In May 2010, staff searched the site office and found documents which showed that around 15,600 tyres were received by the company between November 16 and December 11, 2009. They also found evidence that Revell had supplied a further 1,283 tyres to a company called KA Tyres. They estimated that around 25,000 tyres were present at the site, and following the visit Revell told staff that he had stopped collecting and baling waste tyres. He maintained though that he was allowed to store the remaining tyres under an existing exemption agreement.

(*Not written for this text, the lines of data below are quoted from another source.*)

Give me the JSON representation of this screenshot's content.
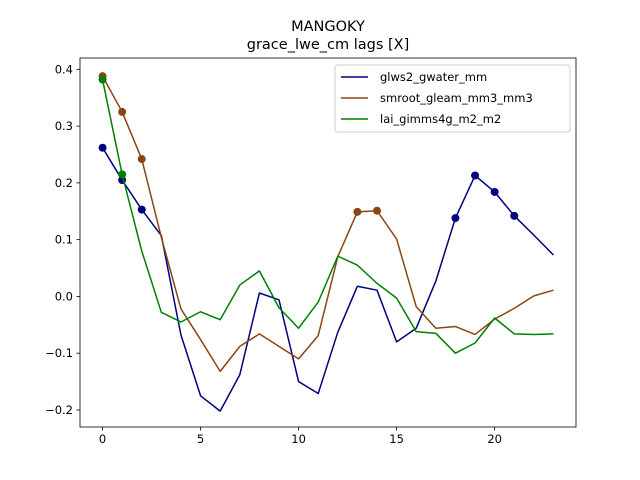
{
  "chart_data": {
    "type": "line",
    "title": "MANGOKY",
    "subtitle": "grace_lwe_cm lags [X]",
    "xlabel": "",
    "ylabel": "",
    "xlim": [
      -1.15,
      24.15
    ],
    "ylim": [
      -0.23,
      0.42
    ],
    "xticks": [
      0,
      5,
      10,
      15,
      20
    ],
    "yticks": [
      -0.2,
      -0.1,
      0.0,
      0.1,
      0.2,
      0.3,
      0.4
    ],
    "ytick_labels": [
      "−0.2",
      "−0.1",
      "0.0",
      "0.1",
      "0.2",
      "0.3",
      "0.4"
    ],
    "grid": false,
    "legend_position": "top-right",
    "x": [
      0,
      1,
      2,
      3,
      4,
      5,
      6,
      7,
      8,
      9,
      10,
      11,
      12,
      13,
      14,
      15,
      16,
      17,
      18,
      19,
      20,
      21,
      22,
      23
    ],
    "series": [
      {
        "name": "glws2_gwater_mm",
        "color": "#000080",
        "values": [
          0.262,
          0.205,
          0.153,
          0.107,
          -0.068,
          -0.175,
          -0.202,
          -0.138,
          0.006,
          -0.006,
          -0.15,
          -0.171,
          -0.063,
          0.018,
          0.011,
          -0.08,
          -0.056,
          0.027,
          0.138,
          0.213,
          0.184,
          0.142,
          0.108,
          0.073
        ],
        "markers": [
          0,
          1,
          2,
          18,
          19,
          20,
          21
        ]
      },
      {
        "name": "smroot_gleam_mm3_mm3",
        "color": "#8B4513",
        "values": [
          0.388,
          0.325,
          0.242,
          0.104,
          -0.022,
          -0.076,
          -0.132,
          -0.088,
          -0.066,
          -0.088,
          -0.11,
          -0.069,
          0.07,
          0.149,
          0.151,
          0.101,
          -0.018,
          -0.056,
          -0.053,
          -0.067,
          -0.04,
          -0.021,
          0.001,
          0.011
        ],
        "markers": [
          0,
          1,
          2,
          13,
          14
        ]
      },
      {
        "name": "lai_gimms4g_m2_m2",
        "color": "#008000",
        "values": [
          0.382,
          0.215,
          0.08,
          -0.028,
          -0.045,
          -0.027,
          -0.041,
          0.02,
          0.045,
          -0.02,
          -0.056,
          -0.01,
          0.071,
          0.055,
          0.023,
          -0.003,
          -0.062,
          -0.065,
          -0.1,
          -0.082,
          -0.038,
          -0.066,
          -0.067,
          -0.066
        ],
        "markers": [
          0,
          1
        ]
      }
    ]
  }
}
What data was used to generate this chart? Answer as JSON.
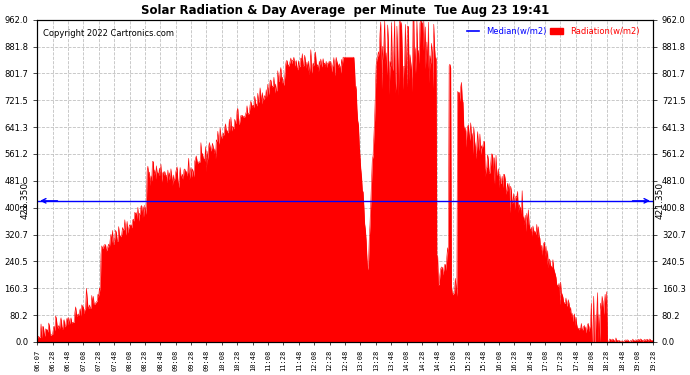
{
  "title": "Solar Radiation & Day Average  per Minute  Tue Aug 23 19:41",
  "copyright": "Copyright 2022 Cartronics.com",
  "legend_median": "Median(w/m2)",
  "legend_radiation": "Radiation(w/m2)",
  "median_value": 421.35,
  "median_label": "421.350",
  "ymin": 0.0,
  "ymax": 962.0,
  "ytick_vals": [
    0.0,
    80.2,
    160.3,
    240.5,
    320.7,
    400.8,
    481.0,
    561.2,
    641.3,
    721.5,
    801.7,
    881.8,
    962.0
  ],
  "ytick_labels": [
    "0.0",
    "80.2",
    "160.3",
    "240.5",
    "320.7",
    "400.8",
    "481.0",
    "561.2",
    "641.3",
    "721.5",
    "801.7",
    "881.8",
    "962.0"
  ],
  "background_color": "#ffffff",
  "fill_color": "#ff0000",
  "median_line_color": "#0000ff",
  "grid_color": "#c0c0c0",
  "title_color": "#000000",
  "copyright_color": "#000000",
  "legend_median_color": "#0000ff",
  "legend_radiation_color": "#ff0000",
  "xtick_labels": [
    "06:07",
    "06:28",
    "06:48",
    "07:08",
    "07:28",
    "07:48",
    "08:08",
    "08:28",
    "08:48",
    "09:08",
    "09:28",
    "09:48",
    "10:08",
    "10:28",
    "10:48",
    "11:08",
    "11:28",
    "11:48",
    "12:08",
    "12:28",
    "12:48",
    "13:08",
    "13:28",
    "13:48",
    "14:08",
    "14:28",
    "14:48",
    "15:08",
    "15:28",
    "15:48",
    "16:08",
    "16:28",
    "16:48",
    "17:08",
    "17:28",
    "17:48",
    "18:08",
    "18:28",
    "18:48",
    "19:08",
    "19:28"
  ]
}
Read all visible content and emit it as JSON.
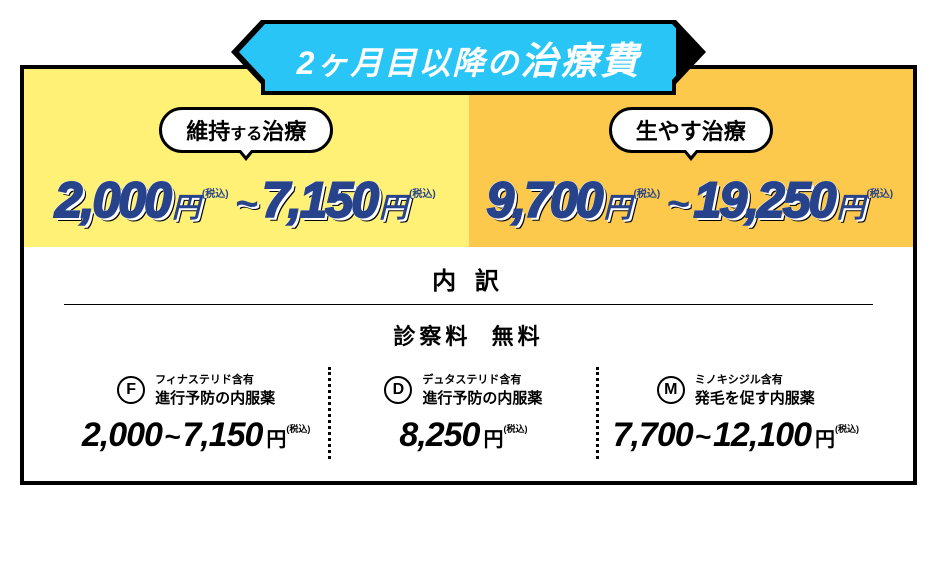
{
  "colors": {
    "banner_bg": "#29c5f6",
    "border": "#000000",
    "price_blue": "#26438b",
    "col_left_bg": "#fff176",
    "col_right_bg": "#fdc94c",
    "white": "#ffffff"
  },
  "header": {
    "prefix_small": "2ヶ月目以降の",
    "main": "治療費"
  },
  "plans": [
    {
      "pill_strong": "維持",
      "pill_small": "する",
      "pill_tail": "治療",
      "price_low": "2,000",
      "price_high": "7,150",
      "unit": "円",
      "tax": "(税込)",
      "bg": "#fff176"
    },
    {
      "pill_strong": "生やす",
      "pill_small": "",
      "pill_tail": "治療",
      "price_low": "9,700",
      "price_high": "19,250",
      "unit": "円",
      "tax": "(税込)",
      "bg": "#fdc94c"
    }
  ],
  "breakdown": {
    "title": "内 訳",
    "consult_label": "診察料",
    "consult_value": "無料"
  },
  "meds": [
    {
      "letter": "F",
      "ingredient": "フィナステリド含有",
      "name": "進行予防の内服薬",
      "price_low": "2,000",
      "price_high": "7,150",
      "unit": "円",
      "tax": "(税込)"
    },
    {
      "letter": "D",
      "ingredient": "デュタステリド含有",
      "name": "進行予防の内服薬",
      "price_low": "",
      "price_high": "8,250",
      "unit": "円",
      "tax": "(税込)"
    },
    {
      "letter": "M",
      "ingredient": "ミノキシジル含有",
      "name": "発毛を促す内服薬",
      "price_low": "7,700",
      "price_high": "12,100",
      "unit": "円",
      "tax": "(税込)"
    }
  ]
}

Lawrence told the court that in July staff then learned that Revco Recycling Limited was also using another unit on the Sheepsbridge site that hadn’t been disclosed to them. A search of the property revealed around 400 bales of tyres inside, 260 bales outside and a further 160 loose tyres. The court heard this brought the total of tyres amassed by Revell and his company to around 65,700, along with some cement bonded asbestos boards.
The Environment Agency team arrested Andrew Revell in June 2010 and among the documentation found on the site were shipping notes for waste tyres from Ireland, and to export to Vietnam. Ben Lawrence told magistrates that exporting waste tyres to Vietnam was illegal; documentation showed the company was being paid around 40p per tyre and it could export tyres at 3,000 per load – at an approximate profit of £990 per container.
In mitigation, the court heard that Revell had cleared the site himself, costing over £30,000. The profits the Environment Agency claims were made were actually substantially less when running costs were taken into account. The court was also told Revell ran the business solely to support his family and that he had no previous convictions. His guilty plea was also taken into consideration.
After the case, Environment Agency officer Lindsay Jones said: “Revell not only showed blatant disregard for our own environmental laws but also European law which governs the wellbeing of people in another country. This court case shows that people who seek to maximise their profits at the expense of the environment can expect to be tracked down and placed before the courts.”